I tre, Kaufman morto, Clifton virtuale e Carrey al suo meglio, si incontrarono nel 1999 sul set di Man on the Moon, il biopic di Milos Forman su Kaufman. Di Andy, Jim non realizzò un’interpretazione, ma l’incarnazione. E durante le riprese Lynne Margulies, la fidanzata di Kaufman, e Bob Zmuda, il suo autore, girarono dietro le quinte una specie di film parallelo. Queste immagini sono rimaste sepolte nell’ufficio di Carrey, finché Chris Smith le ha riesumate. Alternandole a una lunga e non banale intervista a Carrey, che con un’insolita barba bianca da Babbo Natale ci ragiona e si confessa.
L’aspetto più folle è che durante tutte le riprese Carrey «diventò» Kaufman (e Clifton) senza abbandonare mai i personaggi, in scena e fuori, in una specie di applicazione integrale del metodo Stanislavskij. Così non si capisce più cosa è fiction e cosa no, dove inizia la vita «vera» e dove finisce la recitazione, se chi vediamo è Carrey che fa Kaufman o Kaufman che fa Clifton o Carrey che fa Clifton. Finché questa specie di surreale reality show non si estende al set, con Danny De Vito divertito e Forman sempre più allibito (esilarante l’imitazione di Carrey nel documentario), anche perché il film a un certo punto diventa psicodramma e rischia di esplodergli fra le mani.
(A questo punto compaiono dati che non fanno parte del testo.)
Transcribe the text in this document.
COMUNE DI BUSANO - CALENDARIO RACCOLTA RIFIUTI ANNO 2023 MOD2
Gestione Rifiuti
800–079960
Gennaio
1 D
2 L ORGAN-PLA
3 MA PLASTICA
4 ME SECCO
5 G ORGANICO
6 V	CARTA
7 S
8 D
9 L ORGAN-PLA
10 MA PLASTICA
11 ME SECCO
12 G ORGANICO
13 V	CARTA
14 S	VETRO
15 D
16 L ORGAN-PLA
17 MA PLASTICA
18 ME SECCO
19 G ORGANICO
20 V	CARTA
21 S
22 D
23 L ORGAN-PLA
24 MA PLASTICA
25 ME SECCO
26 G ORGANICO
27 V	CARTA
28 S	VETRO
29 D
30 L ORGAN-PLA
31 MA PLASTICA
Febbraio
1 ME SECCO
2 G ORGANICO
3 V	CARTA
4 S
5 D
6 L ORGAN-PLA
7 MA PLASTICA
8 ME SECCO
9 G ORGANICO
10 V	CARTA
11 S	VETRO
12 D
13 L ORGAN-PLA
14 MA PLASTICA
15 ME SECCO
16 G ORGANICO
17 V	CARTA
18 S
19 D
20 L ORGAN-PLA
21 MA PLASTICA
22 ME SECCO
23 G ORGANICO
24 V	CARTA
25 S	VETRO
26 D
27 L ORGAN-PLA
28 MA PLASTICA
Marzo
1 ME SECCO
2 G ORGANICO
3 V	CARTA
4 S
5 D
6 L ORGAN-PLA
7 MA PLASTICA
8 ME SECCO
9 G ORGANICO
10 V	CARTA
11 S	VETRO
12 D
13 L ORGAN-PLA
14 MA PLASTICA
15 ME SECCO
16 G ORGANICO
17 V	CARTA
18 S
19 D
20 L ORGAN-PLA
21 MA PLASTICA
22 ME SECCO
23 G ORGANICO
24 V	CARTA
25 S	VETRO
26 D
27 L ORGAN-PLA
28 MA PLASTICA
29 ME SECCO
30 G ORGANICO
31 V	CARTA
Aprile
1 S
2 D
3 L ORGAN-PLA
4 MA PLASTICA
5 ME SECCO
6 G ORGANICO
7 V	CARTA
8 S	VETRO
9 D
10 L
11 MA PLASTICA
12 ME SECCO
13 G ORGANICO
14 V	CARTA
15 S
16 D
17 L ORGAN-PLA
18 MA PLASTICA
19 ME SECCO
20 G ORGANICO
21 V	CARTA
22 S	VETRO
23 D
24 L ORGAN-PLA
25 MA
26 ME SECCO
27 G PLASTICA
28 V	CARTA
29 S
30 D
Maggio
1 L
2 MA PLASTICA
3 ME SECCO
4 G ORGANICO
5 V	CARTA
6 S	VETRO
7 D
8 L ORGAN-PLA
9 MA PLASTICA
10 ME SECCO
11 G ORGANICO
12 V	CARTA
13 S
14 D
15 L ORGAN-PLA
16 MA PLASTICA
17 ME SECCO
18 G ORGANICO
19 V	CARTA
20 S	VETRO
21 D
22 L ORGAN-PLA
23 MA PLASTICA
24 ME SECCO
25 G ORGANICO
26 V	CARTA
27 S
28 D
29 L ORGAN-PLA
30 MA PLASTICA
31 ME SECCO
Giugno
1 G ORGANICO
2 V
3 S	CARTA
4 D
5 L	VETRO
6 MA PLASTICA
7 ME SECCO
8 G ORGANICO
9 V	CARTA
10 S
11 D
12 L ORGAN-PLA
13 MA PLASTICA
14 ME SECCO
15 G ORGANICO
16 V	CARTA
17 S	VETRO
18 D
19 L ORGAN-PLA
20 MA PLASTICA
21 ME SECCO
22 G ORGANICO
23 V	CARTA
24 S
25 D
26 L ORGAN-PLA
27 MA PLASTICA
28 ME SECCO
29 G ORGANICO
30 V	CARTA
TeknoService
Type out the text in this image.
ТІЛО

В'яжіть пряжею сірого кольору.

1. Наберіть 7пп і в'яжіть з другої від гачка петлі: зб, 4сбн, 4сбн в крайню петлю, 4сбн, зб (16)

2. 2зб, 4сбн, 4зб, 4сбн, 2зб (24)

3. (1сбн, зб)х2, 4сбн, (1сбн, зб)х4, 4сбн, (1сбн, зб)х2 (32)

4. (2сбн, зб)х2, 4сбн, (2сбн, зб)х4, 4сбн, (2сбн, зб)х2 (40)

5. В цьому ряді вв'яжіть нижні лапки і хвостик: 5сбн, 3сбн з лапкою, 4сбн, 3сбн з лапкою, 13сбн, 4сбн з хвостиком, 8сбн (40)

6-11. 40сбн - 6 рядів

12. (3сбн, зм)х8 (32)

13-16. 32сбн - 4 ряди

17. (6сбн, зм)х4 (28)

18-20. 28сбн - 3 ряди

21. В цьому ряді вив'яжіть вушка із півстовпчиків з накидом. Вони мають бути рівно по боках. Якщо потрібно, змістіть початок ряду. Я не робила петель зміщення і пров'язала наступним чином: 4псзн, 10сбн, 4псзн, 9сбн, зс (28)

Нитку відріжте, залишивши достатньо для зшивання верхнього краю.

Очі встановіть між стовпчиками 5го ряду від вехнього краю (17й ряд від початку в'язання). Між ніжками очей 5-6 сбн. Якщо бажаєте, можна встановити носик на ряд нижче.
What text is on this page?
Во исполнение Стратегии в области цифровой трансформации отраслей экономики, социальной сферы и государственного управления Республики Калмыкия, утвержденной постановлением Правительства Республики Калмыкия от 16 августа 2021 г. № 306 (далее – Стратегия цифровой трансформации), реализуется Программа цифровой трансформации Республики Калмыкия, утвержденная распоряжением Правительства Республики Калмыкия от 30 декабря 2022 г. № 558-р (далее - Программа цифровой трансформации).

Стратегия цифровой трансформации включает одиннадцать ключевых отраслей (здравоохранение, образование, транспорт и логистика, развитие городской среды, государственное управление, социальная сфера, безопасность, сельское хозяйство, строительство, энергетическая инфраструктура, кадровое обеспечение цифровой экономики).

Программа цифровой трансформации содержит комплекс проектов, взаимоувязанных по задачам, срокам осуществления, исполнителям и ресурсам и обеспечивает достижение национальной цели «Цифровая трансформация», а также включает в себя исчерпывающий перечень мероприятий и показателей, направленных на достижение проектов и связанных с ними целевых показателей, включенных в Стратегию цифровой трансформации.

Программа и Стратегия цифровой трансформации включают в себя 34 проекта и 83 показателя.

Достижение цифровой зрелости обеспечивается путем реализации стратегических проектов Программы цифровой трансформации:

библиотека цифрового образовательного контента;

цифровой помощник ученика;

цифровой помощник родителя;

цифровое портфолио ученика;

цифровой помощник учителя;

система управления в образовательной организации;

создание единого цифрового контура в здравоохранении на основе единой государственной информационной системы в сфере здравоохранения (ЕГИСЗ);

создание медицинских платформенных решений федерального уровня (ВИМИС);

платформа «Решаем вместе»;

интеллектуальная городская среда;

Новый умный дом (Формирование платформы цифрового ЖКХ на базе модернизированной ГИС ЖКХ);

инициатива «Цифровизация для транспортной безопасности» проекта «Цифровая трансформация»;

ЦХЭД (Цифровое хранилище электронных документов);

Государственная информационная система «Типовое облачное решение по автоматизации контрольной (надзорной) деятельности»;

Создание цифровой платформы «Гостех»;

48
Per Carrey, fare, anzi incarnare Kaufman fu una specie di seduta psicanalitica. La sua biografia sembrava replicare quella dell’altro. E la riflessione sul mestiere dell’attore diventa quella sulla vita: «Quando fai un personaggio ti rendi conto che tu stesso sei un personaggio, che le persone ti vedono così e si aspettano che ti comporti così», ha spiegato Carrey in conferenza stampa.
Non senza rivendicare questo gioco di specchi come una mossa eversiva contro le ipocrisie del suo mondo: «Da giovane volevo avere successo ma non far parte del sistema. Volevo distruggere Hollywood e quelli che hanno sempre la risposta pronta, tipo Clint Eastwood, e prendere in giro i leader del cinema. Io sono autentico, ma l’onestà è sovversiva, nella città delle maschere». Capita così che un documentario su un comico che gira un film su un altro comico diventi il film forse più profondo visto finora a Venezia.